The fraudsters keep updating their repertoires!
Fraudsters are creative! It seems as soon as we learn and educate our staff members about new fraud schemes, the swindlers change their schemes to keep us on our toes. I wanted to pass along two new schemes that recently came to my attention.
The first was reported in our company publication, Fraud Insights, and it involved a residential sale in Las Vegas. An astute title insurance company employee, Larissa Conrad, was able to frustrate the fraudster’s plans. Here’s how the scheme unfolded. On March 7, Larissa sent an estimated closing statement to the listing agent. The closing involved the payoff of a Wells Fargo mortgage. The listing agent purportedly sent back to Larissa, by email, an “updated” payoff statement. Larissa compared the two payoff statements carefully.

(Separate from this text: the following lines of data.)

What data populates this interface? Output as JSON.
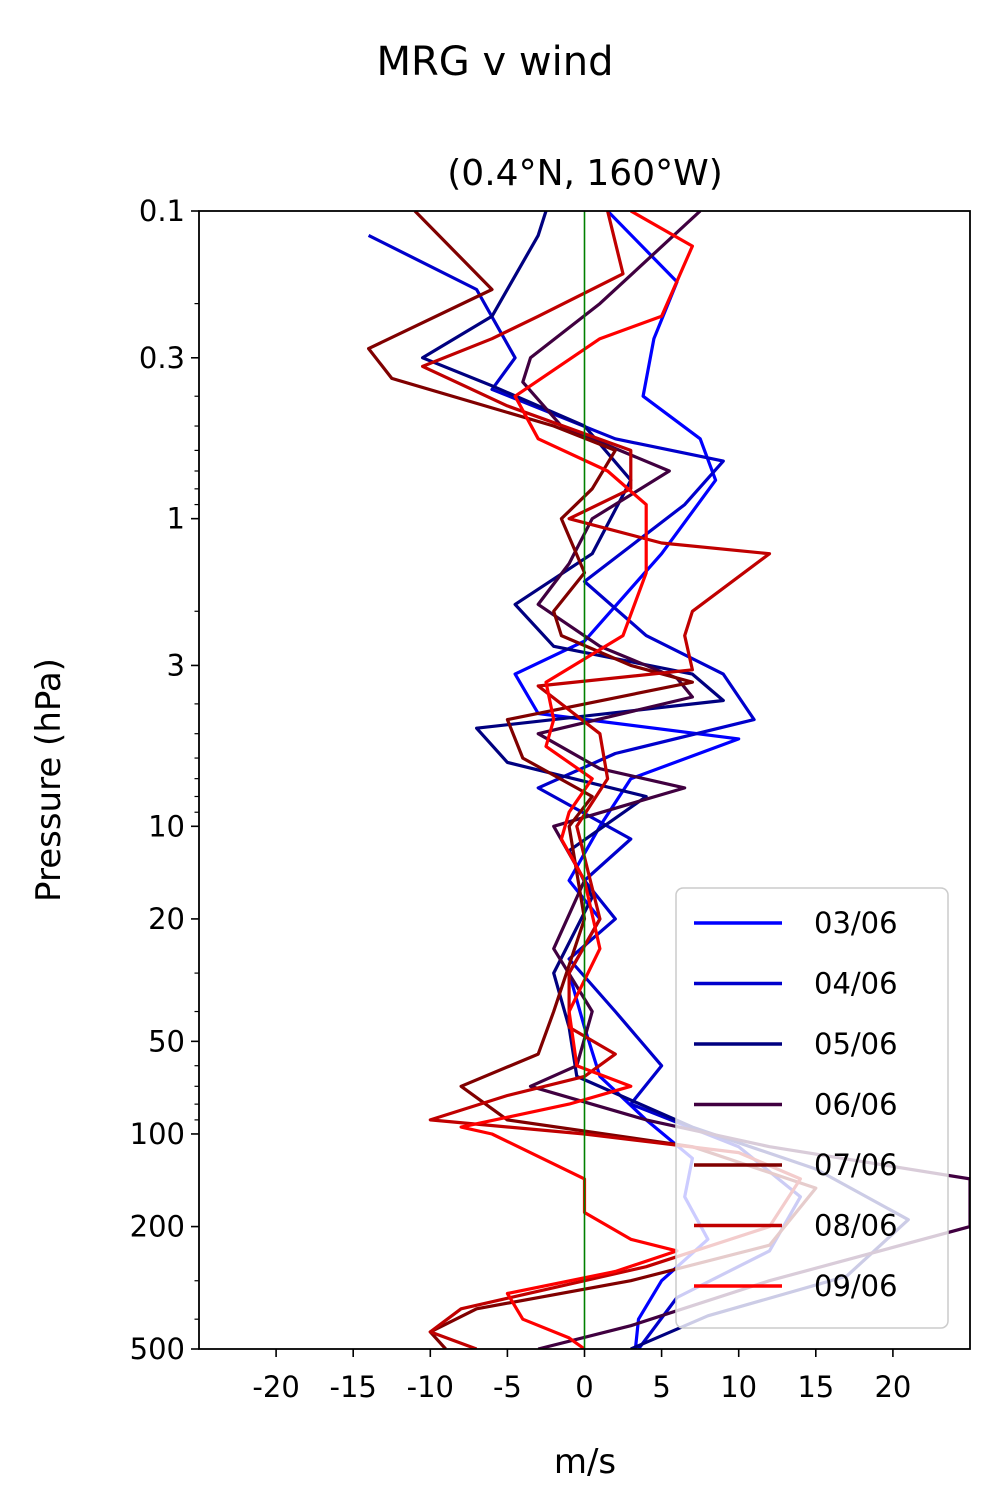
{
  "chart_data": {
    "type": "line",
    "suptitle": "MRG v wind",
    "title": "(0.4°N, 160°W)",
    "xlabel": "m/s",
    "ylabel": "Pressure (hPa)",
    "xlim": [
      -25,
      25
    ],
    "ylim": [
      500,
      0.1
    ],
    "yscale": "log",
    "xticks": [
      {
        "value": -20,
        "label": "-20"
      },
      {
        "value": -15,
        "label": "-15"
      },
      {
        "value": -10,
        "label": "-10"
      },
      {
        "value": -5,
        "label": "-5"
      },
      {
        "value": 0,
        "label": "0"
      },
      {
        "value": 5,
        "label": "5"
      },
      {
        "value": 10,
        "label": "10"
      },
      {
        "value": 15,
        "label": "15"
      },
      {
        "value": 20,
        "label": "20"
      }
    ],
    "yticks": [
      {
        "value": 0.1,
        "label": "0.1"
      },
      {
        "value": 0.3,
        "label": "0.3"
      },
      {
        "value": 1,
        "label": "1"
      },
      {
        "value": 3,
        "label": "3"
      },
      {
        "value": 10,
        "label": "10"
      },
      {
        "value": 20,
        "label": "20"
      },
      {
        "value": 50,
        "label": "50"
      },
      {
        "value": 100,
        "label": "100"
      },
      {
        "value": 200,
        "label": "200"
      },
      {
        "value": 500,
        "label": "500"
      }
    ],
    "reference_line": {
      "x": 0,
      "color": "#008000"
    },
    "legend_position": "lower right",
    "grid": false,
    "series": [
      {
        "name": "03/06",
        "color": "#0000ff",
        "points": [
          [
            1.5,
            0.1
          ],
          [
            6,
            0.17
          ],
          [
            4.5,
            0.26
          ],
          [
            3.8,
            0.4
          ],
          [
            7.5,
            0.55
          ],
          [
            8.5,
            0.75
          ],
          [
            5,
            1.3
          ],
          [
            0,
            2.5
          ],
          [
            -4.5,
            3.2
          ],
          [
            -3,
            4.3
          ],
          [
            10,
            5.2
          ],
          [
            3,
            7
          ],
          [
            1,
            10
          ],
          [
            -1,
            15
          ],
          [
            1,
            20
          ],
          [
            -1,
            30
          ],
          [
            0,
            45
          ],
          [
            1,
            65
          ],
          [
            4,
            90
          ],
          [
            7,
            120
          ],
          [
            6.5,
            160
          ],
          [
            8,
            220
          ],
          [
            5,
            300
          ],
          [
            3.5,
            400
          ],
          [
            3.3,
            500
          ]
        ]
      },
      {
        "name": "04/06",
        "color": "#0000cc",
        "points": [
          [
            -14,
            0.12
          ],
          [
            -7,
            0.18
          ],
          [
            -4.5,
            0.3
          ],
          [
            -6,
            0.38
          ],
          [
            2,
            0.55
          ],
          [
            9,
            0.65
          ],
          [
            6.5,
            0.9
          ],
          [
            0,
            1.6
          ],
          [
            4,
            2.4
          ],
          [
            9,
            3.2
          ],
          [
            11,
            4.5
          ],
          [
            2,
            5.8
          ],
          [
            -3,
            7.5
          ],
          [
            3,
            11
          ],
          [
            0,
            15
          ],
          [
            2,
            20
          ],
          [
            -1,
            27
          ],
          [
            2,
            40
          ],
          [
            5,
            60
          ],
          [
            3,
            80
          ],
          [
            10,
            110
          ],
          [
            14,
            160
          ],
          [
            12,
            240
          ],
          [
            6,
            340
          ],
          [
            3.5,
            500
          ]
        ]
      },
      {
        "name": "05/06",
        "color": "#000080",
        "points": [
          [
            -2.5,
            0.1
          ],
          [
            -3,
            0.12
          ],
          [
            -6,
            0.22
          ],
          [
            -10.5,
            0.3
          ],
          [
            -6,
            0.37
          ],
          [
            0,
            0.5
          ],
          [
            3,
            0.75
          ],
          [
            0.5,
            1.3
          ],
          [
            -4.5,
            1.9
          ],
          [
            -2,
            2.6
          ],
          [
            7,
            3.2
          ],
          [
            9,
            3.9
          ],
          [
            -7,
            4.8
          ],
          [
            -5,
            6.2
          ],
          [
            4,
            8
          ],
          [
            -1,
            12
          ],
          [
            0.5,
            17
          ],
          [
            -2,
            30
          ],
          [
            -1,
            45
          ],
          [
            -0.5,
            65
          ],
          [
            7,
            95
          ],
          [
            15,
            130
          ],
          [
            21,
            190
          ],
          [
            17,
            290
          ],
          [
            8,
            390
          ],
          [
            3,
            500
          ]
        ]
      },
      {
        "name": "06/06",
        "color": "#400040",
        "points": [
          [
            7.5,
            0.1
          ],
          [
            1,
            0.2
          ],
          [
            -3.5,
            0.3
          ],
          [
            -4,
            0.36
          ],
          [
            -1.5,
            0.5
          ],
          [
            5.5,
            0.7
          ],
          [
            0.5,
            1.0
          ],
          [
            -1,
            1.4
          ],
          [
            -3,
            1.9
          ],
          [
            1,
            2.6
          ],
          [
            6,
            3.3
          ],
          [
            7,
            3.8
          ],
          [
            -3,
            5
          ],
          [
            1,
            6.5
          ],
          [
            6.5,
            7.5
          ],
          [
            -2,
            10
          ],
          [
            0,
            15
          ],
          [
            -2,
            25
          ],
          [
            0.5,
            40
          ],
          [
            -0.5,
            60
          ],
          [
            -3.5,
            70
          ],
          [
            4,
            90
          ],
          [
            12,
            110
          ],
          [
            25,
            140
          ],
          [
            25,
            200
          ],
          [
            12,
            300
          ],
          [
            3,
            420
          ],
          [
            -3,
            500
          ]
        ]
      },
      {
        "name": "07/06",
        "color": "#800000",
        "points": [
          [
            -11,
            0.1
          ],
          [
            -6,
            0.18
          ],
          [
            -14,
            0.28
          ],
          [
            -12.5,
            0.35
          ],
          [
            -2,
            0.5
          ],
          [
            2,
            0.6
          ],
          [
            0.5,
            0.8
          ],
          [
            -1.5,
            1.0
          ],
          [
            0,
            1.5
          ],
          [
            -2,
            2.0
          ],
          [
            -1.5,
            2.4
          ],
          [
            3,
            3.0
          ],
          [
            7,
            3.4
          ],
          [
            -5,
            4.5
          ],
          [
            -4,
            6
          ],
          [
            0.5,
            8
          ],
          [
            -1,
            10
          ],
          [
            0,
            20
          ],
          [
            -2,
            40
          ],
          [
            -3,
            55
          ],
          [
            -8,
            70
          ],
          [
            -5,
            90
          ],
          [
            7,
            110
          ],
          [
            15,
            150
          ],
          [
            12,
            230
          ],
          [
            3,
            300
          ],
          [
            -7,
            370
          ],
          [
            -10,
            440
          ],
          [
            -9,
            500
          ]
        ]
      },
      {
        "name": "08/06",
        "color": "#c00000",
        "points": [
          [
            1.5,
            0.1
          ],
          [
            2.5,
            0.16
          ],
          [
            -3,
            0.22
          ],
          [
            -6,
            0.26
          ],
          [
            -10.5,
            0.32
          ],
          [
            -5,
            0.43
          ],
          [
            3,
            0.6
          ],
          [
            3,
            0.8
          ],
          [
            -1,
            1.0
          ],
          [
            5,
            1.2
          ],
          [
            12,
            1.3
          ],
          [
            7,
            2.0
          ],
          [
            6.5,
            2.4
          ],
          [
            7,
            3.1
          ],
          [
            -3,
            3.5
          ],
          [
            1,
            5
          ],
          [
            1.5,
            7
          ],
          [
            -0.5,
            10
          ],
          [
            1,
            20
          ],
          [
            -1,
            30
          ],
          [
            -1,
            45
          ],
          [
            2,
            55
          ],
          [
            0,
            65
          ],
          [
            -5,
            75
          ],
          [
            -10,
            90
          ],
          [
            0,
            100
          ],
          [
            10,
            115
          ],
          [
            14,
            140
          ],
          [
            12,
            200
          ],
          [
            4,
            270
          ],
          [
            -8,
            370
          ],
          [
            -10,
            440
          ],
          [
            -7,
            500
          ]
        ]
      },
      {
        "name": "09/06",
        "color": "#ff0000",
        "points": [
          [
            3,
            0.1
          ],
          [
            7,
            0.13
          ],
          [
            5,
            0.22
          ],
          [
            1,
            0.26
          ],
          [
            -4.5,
            0.4
          ],
          [
            -3,
            0.55
          ],
          [
            1.5,
            0.7
          ],
          [
            4,
            0.9
          ],
          [
            4,
            1.5
          ],
          [
            2.5,
            2.4
          ],
          [
            -2.5,
            3.4
          ],
          [
            -2,
            4.5
          ],
          [
            -2.5,
            5.5
          ],
          [
            0.5,
            7
          ],
          [
            -1,
            9
          ],
          [
            -1.5,
            11
          ],
          [
            0,
            15
          ],
          [
            1,
            25
          ],
          [
            -1,
            40
          ],
          [
            -0.5,
            60
          ],
          [
            3,
            70
          ],
          [
            -1,
            80
          ],
          [
            -8,
            95
          ],
          [
            -6,
            100
          ],
          [
            0,
            140
          ],
          [
            0,
            180
          ],
          [
            3,
            220
          ],
          [
            6,
            240
          ],
          [
            2,
            280
          ],
          [
            -5,
            330
          ],
          [
            -4,
            400
          ],
          [
            -1,
            460
          ],
          [
            0,
            500
          ]
        ]
      }
    ]
  }
}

The wiring instructions were particularly troubling:
Larissa called the payoff lender and confirmed her suspicion that the second payoff was from a fraudster. She then called the listing agent, using a trusted telephone number, and reported that someone was posing as him in the transaction and sending emails from an account that looked like his. She wired the correct payoff amount using the correct wiring instructions, saving $153,300.37.

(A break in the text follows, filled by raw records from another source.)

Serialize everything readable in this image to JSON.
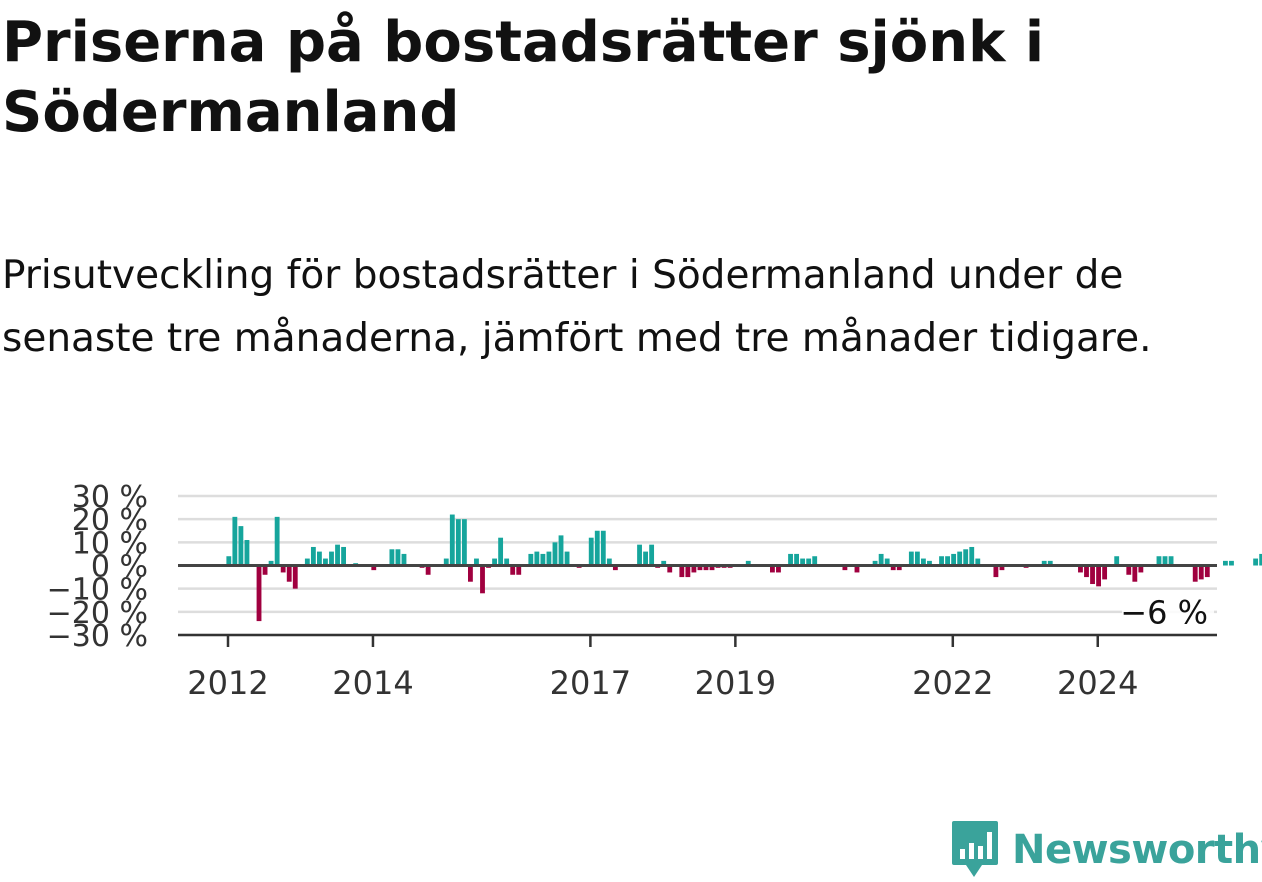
{
  "header": {
    "title": "Priserna på bostadsrätter sjönk i Södermanland",
    "subtitle": "Prisutveckling för bostadsrätter i Södermanland under de senaste tre månaderna, jämfört med tre månader tidigare."
  },
  "brand": {
    "name": "Newsworthy",
    "icon": "bar-chart-speech-bubble-icon",
    "color": "#3aa39b"
  },
  "chart_data": {
    "type": "bar",
    "x_start": "2012-01",
    "ylim": [
      -30,
      30
    ],
    "y_ticks": [
      30,
      20,
      10,
      0,
      -10,
      -20,
      -30
    ],
    "y_tick_labels": [
      "30 %",
      "20 %",
      "10 %",
      "0 %",
      "−10 %",
      "−20 %",
      "−30 %"
    ],
    "x_ticks": [
      "2012",
      "2014",
      "2017",
      "2019",
      "2022",
      "2024"
    ],
    "grid": true,
    "colors": {
      "positive": "#16a59c",
      "negative": "#a0003f",
      "zero_line": "#444444",
      "grid": "#dddddd"
    },
    "end_label": "−6 %",
    "values": [
      4,
      21,
      17,
      11,
      0,
      -24,
      -4,
      2,
      21,
      -3,
      -7,
      -10,
      0,
      3,
      8,
      6,
      3,
      6,
      9,
      8,
      0,
      1,
      0,
      0,
      -2,
      0,
      0,
      7,
      7,
      5,
      0,
      0,
      -1,
      -4,
      0,
      0,
      3,
      22,
      20,
      20,
      -7,
      3,
      -12,
      -1,
      3,
      12,
      3,
      -4,
      -4,
      0,
      5,
      6,
      5,
      6,
      10,
      13,
      6,
      0,
      -1,
      0,
      12,
      15,
      15,
      3,
      -2,
      0,
      0,
      0,
      9,
      6,
      9,
      -1,
      2,
      -3,
      0,
      -5,
      -5,
      -3,
      -2,
      -2,
      -2,
      -1,
      -1,
      -1,
      0,
      0,
      2,
      0,
      0,
      0,
      -3,
      -3,
      0,
      5,
      5,
      3,
      3,
      4,
      0,
      0,
      0,
      0,
      -2,
      0,
      -3,
      0,
      0,
      2,
      5,
      3,
      -2,
      -2,
      0,
      6,
      6,
      3,
      2,
      0,
      4,
      4,
      5,
      6,
      7,
      8,
      3,
      0,
      0,
      -5,
      -2,
      0,
      0,
      0,
      -1,
      0,
      0,
      2,
      2,
      0,
      0,
      0,
      0,
      -3,
      -5,
      -8,
      -9,
      -6,
      0,
      4,
      0,
      -4,
      -7,
      -3,
      0,
      0,
      4,
      4,
      4,
      0,
      0,
      0,
      -7,
      -6,
      -5,
      0,
      0,
      2,
      2,
      0,
      0,
      0,
      3,
      5,
      3,
      -2,
      -6
    ]
  }
}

The second scam, involving texting, was reported by CyberheistNews. The victim receives a text asking whether a password reset for a Gmail account has been requested. If not, the text advises, please reply with the word “STOP”. If the victim replies with “STOP”, the next text urges the victim to send a six-digit numerical code in order to prevent the password from being changed. By sending the code back to the attacker, the victim is enables the bad guy to complete the password change and to have access to the account and all its email.
Remember that Google and other companies will not ask whether you don’t want to do something with your account. A reply to a text like this often notifies the fraudster that a valid telephone number has been reached.

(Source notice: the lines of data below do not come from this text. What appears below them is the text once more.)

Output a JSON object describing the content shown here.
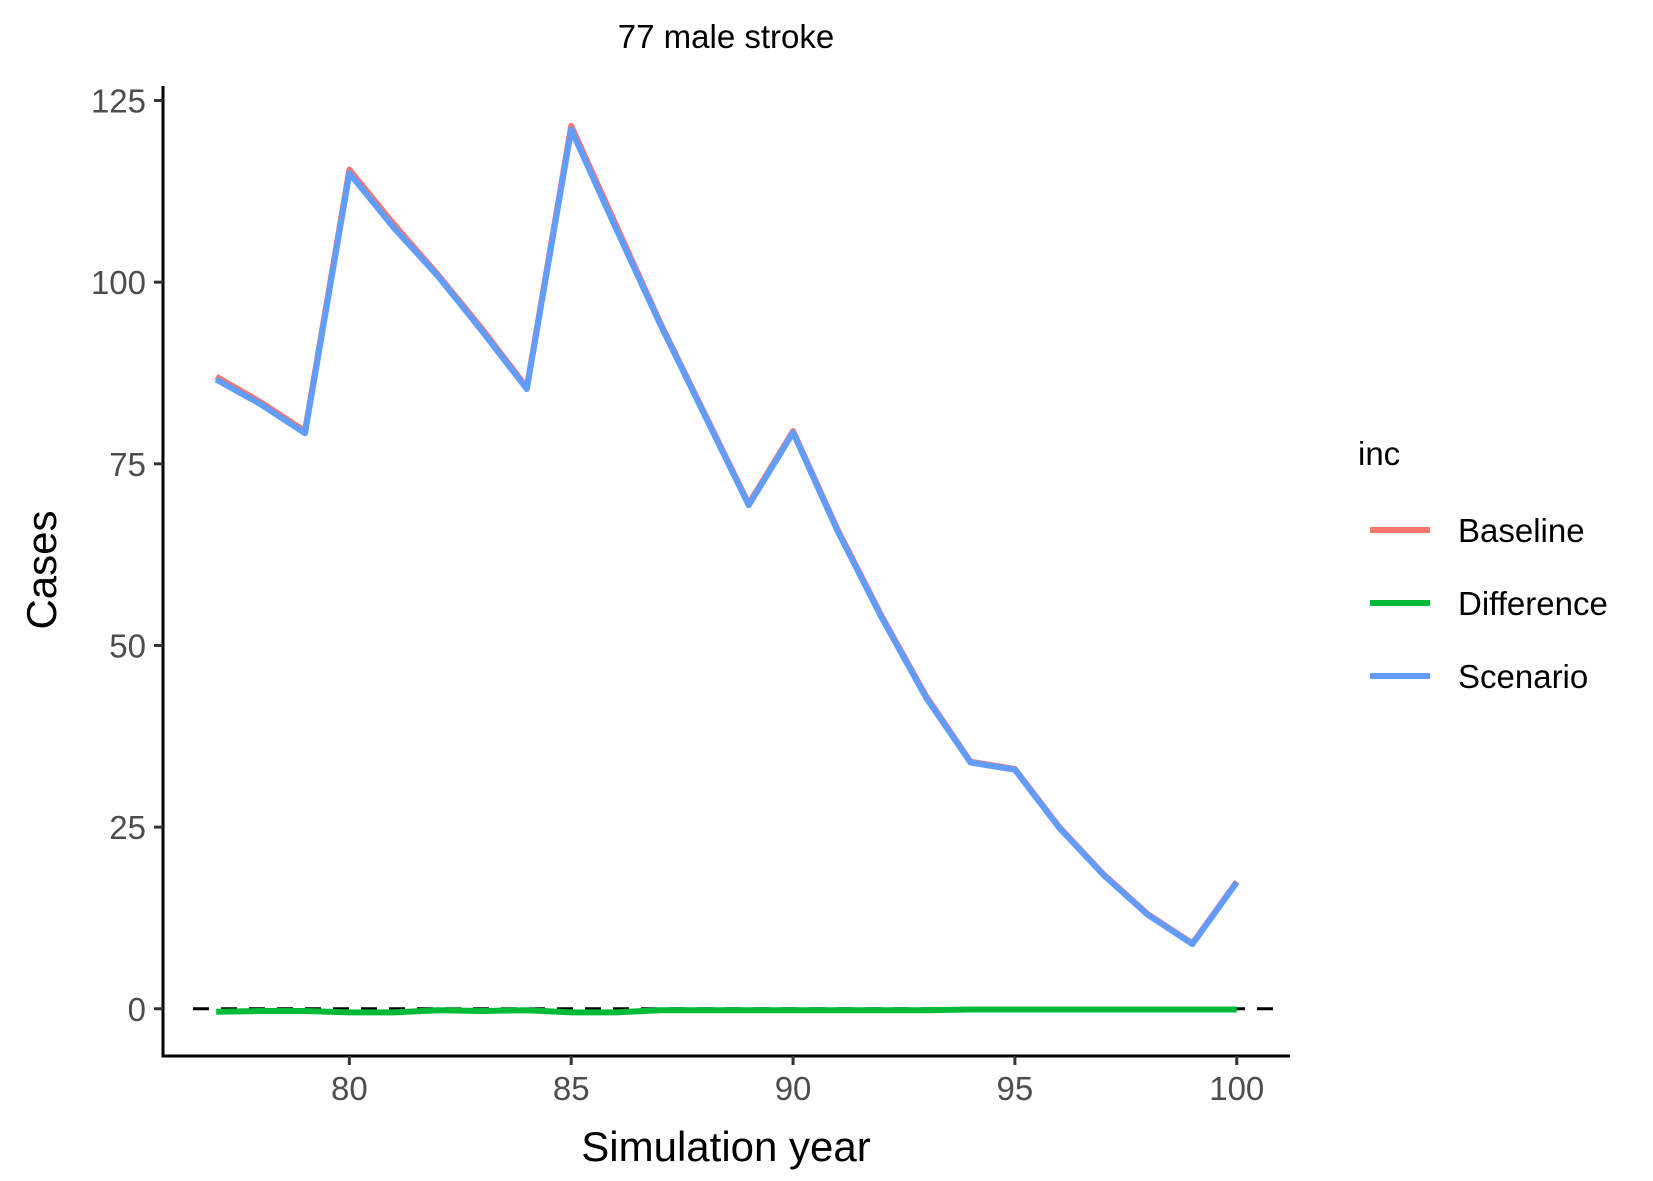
{
  "chart_data": {
    "type": "line",
    "title": "77 male stroke",
    "xlabel": "Simulation year",
    "ylabel": "Cases",
    "xlim": [
      75.8,
      101.2
    ],
    "ylim": [
      -6.5,
      127
    ],
    "x_ticks": [
      80,
      85,
      90,
      95,
      100
    ],
    "y_ticks": [
      0,
      25,
      50,
      75,
      100,
      125
    ],
    "grid": false,
    "reference_line": {
      "y": 0,
      "style": "dashed",
      "color": "#000000"
    },
    "legend": {
      "title": "inc",
      "position": "right"
    },
    "x": [
      77,
      78,
      79,
      80,
      81,
      82,
      83,
      84,
      85,
      86,
      87,
      88,
      89,
      90,
      91,
      92,
      93,
      94,
      95,
      96,
      97,
      98,
      99,
      100
    ],
    "series": [
      {
        "name": "Baseline",
        "color": "#F8766D",
        "values": [
          87,
          83.5,
          79.5,
          115.5,
          108,
          101,
          93.5,
          85.5,
          121.5,
          108,
          94.5,
          82,
          69.5,
          79.5,
          66,
          54,
          43,
          34,
          33,
          25,
          18.5,
          13,
          9,
          17.5
        ]
      },
      {
        "name": "Difference",
        "color": "#00BA38",
        "values": [
          -0.4,
          -0.3,
          -0.3,
          -0.5,
          -0.5,
          -0.2,
          -0.3,
          -0.2,
          -0.5,
          -0.5,
          -0.2,
          -0.2,
          -0.2,
          -0.2,
          -0.2,
          -0.2,
          -0.2,
          -0.1,
          -0.1,
          -0.1,
          -0.1,
          -0.1,
          -0.1,
          -0.1
        ]
      },
      {
        "name": "Scenario",
        "color": "#619CFF",
        "values": [
          86.6,
          83.2,
          79.2,
          115,
          107.5,
          100.8,
          93.2,
          85.3,
          121,
          107.5,
          94.3,
          81.8,
          69.3,
          79.3,
          65.8,
          53.8,
          42.8,
          33.9,
          32.9,
          24.9,
          18.4,
          12.9,
          8.9,
          17.4
        ]
      }
    ]
  }
}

A two-factor authentication process is highly recommended because it provides an additional layer of security and makes it harder for attackers to gain access. The victim’s password alone is not enough to pass a two-factor authentication process. Typically, the first authentication factor would be based on knowledge (a password) and the second factor would be based on possession (of an ID card, a token or a smartphone, for example). Ask your IT professionals for assistance is keeping your accounts safe by using this process.
And, as always, the best advice may be to keep schooling yourself about the various scams as they are reported. I’ll do my best to help!